What is the retinitis pigmentosa?
The Retinite Pigmentosa (RP) is characterized by a degenerative process of the photoreceptors (cones and rods) that begins from birth.
The patient, who lacks rods, suffers from the visual difficulties in the dark and especially in the transition from luminous to dark environments. An eye examination is used to diagnose the presence of pigmentations at the level of the ocular bottom. The diagnosis is usually confirmed with specific instrumental examinations for the evaluation of the function of the rods and in particular with the electroretinogram (ERG) that records the electrical activity of the retina. The visual field test evaluates the extent of visual capacity in space and the optical coherence tomography OCT highlights the individual layers of the retina, through which the deficiencies of the rods can be highlighted.
Transmission is hereditary in about 50% of patients with predominantly autosomal recessive or dominant transmission. About 10% of patients have a transmission on the X chromosome.
What are the causes of RP?
The causes of retinitis pigmentosa (RP) can be:
Heredity: retinitis pigmentosa is a hereditary disease that involves both eyes. If it starts in one eye, the other eye usually develops the same condition over a number of years. The genetic factor seems to be predominant and retinitis pigmentosa is inherited in a variety of ways. Congenital causes: retinitis pigmentosa is usually diagnosed during adolescence, but may also be present at birth. The second congenital type is usually quite stable and not progressive.
Systemic diseases: retinitis pigmentosa is sometimes associated with other systemic diseases such as Usher syndrome. In these cases, hearing loss is usually diagnosed before eye changes.
Complications of retinitis pigmentosa may be due to:
Cataract: the cataract removal can be performed in Turkey and Istanbul for patients who respond well to this removal and implantation of an intraocular lens.

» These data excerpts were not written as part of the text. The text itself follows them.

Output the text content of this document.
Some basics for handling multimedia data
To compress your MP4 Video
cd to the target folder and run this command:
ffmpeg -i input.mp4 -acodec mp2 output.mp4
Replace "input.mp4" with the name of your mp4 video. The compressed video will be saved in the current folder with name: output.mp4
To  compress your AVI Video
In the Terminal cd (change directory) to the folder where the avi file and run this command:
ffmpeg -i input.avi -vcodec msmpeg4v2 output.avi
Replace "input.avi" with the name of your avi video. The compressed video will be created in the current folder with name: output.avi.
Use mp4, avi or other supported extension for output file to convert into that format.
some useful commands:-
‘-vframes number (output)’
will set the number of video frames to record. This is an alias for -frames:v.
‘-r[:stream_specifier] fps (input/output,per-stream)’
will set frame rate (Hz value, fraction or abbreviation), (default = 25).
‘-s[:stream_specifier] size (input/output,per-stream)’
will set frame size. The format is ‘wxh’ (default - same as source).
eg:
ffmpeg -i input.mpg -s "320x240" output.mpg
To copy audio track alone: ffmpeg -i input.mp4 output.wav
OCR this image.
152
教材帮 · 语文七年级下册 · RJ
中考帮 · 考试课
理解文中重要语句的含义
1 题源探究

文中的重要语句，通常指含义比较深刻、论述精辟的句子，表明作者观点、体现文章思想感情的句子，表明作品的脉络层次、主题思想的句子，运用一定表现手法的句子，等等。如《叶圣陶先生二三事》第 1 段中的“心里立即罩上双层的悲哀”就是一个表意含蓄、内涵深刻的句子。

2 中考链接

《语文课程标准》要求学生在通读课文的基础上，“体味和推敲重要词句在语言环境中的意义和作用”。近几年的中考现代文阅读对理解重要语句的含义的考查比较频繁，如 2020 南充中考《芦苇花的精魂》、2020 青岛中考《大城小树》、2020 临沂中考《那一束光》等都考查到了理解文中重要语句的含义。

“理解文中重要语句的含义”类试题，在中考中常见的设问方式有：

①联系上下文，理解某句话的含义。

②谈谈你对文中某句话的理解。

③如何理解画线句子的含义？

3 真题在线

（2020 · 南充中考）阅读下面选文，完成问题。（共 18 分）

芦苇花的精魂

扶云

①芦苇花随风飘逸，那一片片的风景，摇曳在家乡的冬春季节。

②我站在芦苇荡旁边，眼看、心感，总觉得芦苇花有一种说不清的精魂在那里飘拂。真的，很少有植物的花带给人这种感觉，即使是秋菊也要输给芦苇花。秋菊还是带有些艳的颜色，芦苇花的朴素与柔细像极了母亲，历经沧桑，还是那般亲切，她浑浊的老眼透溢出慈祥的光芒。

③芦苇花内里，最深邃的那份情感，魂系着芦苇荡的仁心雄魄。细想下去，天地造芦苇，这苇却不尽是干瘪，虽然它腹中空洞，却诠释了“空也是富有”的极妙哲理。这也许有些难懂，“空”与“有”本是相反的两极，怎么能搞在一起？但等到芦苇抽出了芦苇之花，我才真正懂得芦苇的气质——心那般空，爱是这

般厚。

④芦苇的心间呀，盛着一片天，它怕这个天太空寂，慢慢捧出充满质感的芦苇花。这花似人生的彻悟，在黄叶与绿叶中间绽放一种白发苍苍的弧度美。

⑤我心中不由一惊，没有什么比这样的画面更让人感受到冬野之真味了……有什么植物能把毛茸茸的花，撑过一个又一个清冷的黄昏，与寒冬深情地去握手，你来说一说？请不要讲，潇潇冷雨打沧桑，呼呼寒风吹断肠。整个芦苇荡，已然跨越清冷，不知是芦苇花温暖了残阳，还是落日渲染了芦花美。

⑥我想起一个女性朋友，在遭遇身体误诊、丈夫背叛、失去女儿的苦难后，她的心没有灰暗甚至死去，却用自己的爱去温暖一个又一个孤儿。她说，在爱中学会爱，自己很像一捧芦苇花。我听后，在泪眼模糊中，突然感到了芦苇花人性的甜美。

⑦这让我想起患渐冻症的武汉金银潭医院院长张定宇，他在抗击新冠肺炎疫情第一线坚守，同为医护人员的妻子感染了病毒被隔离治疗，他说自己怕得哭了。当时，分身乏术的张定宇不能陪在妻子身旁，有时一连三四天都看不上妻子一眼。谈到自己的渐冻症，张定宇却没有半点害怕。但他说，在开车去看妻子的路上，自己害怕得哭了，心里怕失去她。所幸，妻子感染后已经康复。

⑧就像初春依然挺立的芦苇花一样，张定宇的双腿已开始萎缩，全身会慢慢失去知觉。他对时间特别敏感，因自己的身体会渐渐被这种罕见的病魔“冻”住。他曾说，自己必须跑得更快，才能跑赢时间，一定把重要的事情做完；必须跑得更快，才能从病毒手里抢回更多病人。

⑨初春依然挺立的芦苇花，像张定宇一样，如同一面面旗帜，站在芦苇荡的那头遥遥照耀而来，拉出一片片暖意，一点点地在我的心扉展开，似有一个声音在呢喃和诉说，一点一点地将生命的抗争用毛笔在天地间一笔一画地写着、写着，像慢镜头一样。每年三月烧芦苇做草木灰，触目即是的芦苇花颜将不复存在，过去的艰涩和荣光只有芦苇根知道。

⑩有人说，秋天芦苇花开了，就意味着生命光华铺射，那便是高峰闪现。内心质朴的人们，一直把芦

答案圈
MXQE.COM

Blindness due to loss of retinal function.
What are the symptoms of retinitis pigmentosa?
The first symptoms of the reduced function of the photoreceptors are evidenced with a difficulty of adaptation to the dark, the patient in passing from a more luminous environment (example from the street) to one less luminous (a shop). This is often associated with a reduction in the peripheral field of view that causes it to bump against obstacles laterally.
Patients find it difficult to identify the people placed on the side. In a later stage, dazzle may appear and a reduction of the sight that can even reach the blindness can arise in an advanced stage.
How is it diagnosed?
When there is a suspicion that the visual difficulties are due to a case of retinitis pigmentosa, it is important to contact the ophthalmologist. Only the specialist is able to carry out all the necessary examinations to accurately identify the pathology.
The fundoscopic examination
Its purpose is to evaluate the retinal morphology and to investigate the presence of characteristic pigment spots on the retinal surface. Some forms of retinitis are not characterized by the presence of spots on the bottom of the eye.
The visual field test
The best eye doctors will be able to evaluate the retinal sensitivity to a luminous stimulus in the various areas of the retina thanks to this examination. It is useful to have an objective documentation of the difficulties perceived by the patient.
What are the possible treatments in Turkey and Istanbul?
Numerous therapeutic attempts have been made to treat retinitis pigmentosa, including medical means such administration of vasodilators, anticoagulants, hyperbaric oxygen therapy, ozone therapy, vitamins, minerals, hormones, acupuncture, ultrasound, and electrical stimulation. All the techniques aim at improving blood supply and retinal metabolism, but none was found to be of substantial effectiveness.
For patients who have become blind due to retinitis pigmentosa, the epiretinal prosthesis of Turquie santé represents the only effective response to improve their quality of life. With Turquie santé, the patient could regain a good degree of autonomy through visualizing obstacles and objects both inside and outside.
The new CRISPR technology that is considered the latest treatment can be used in the future to treat retinitis pigmentosa.
The technique is able to repair the genetic mutation that is responsible for the disease. It has a great potential but is not 100% accurate. It must be verified that stem cells differ correctly in retinal cells and that CRISPR does not cause unwanted genetic changes in cells.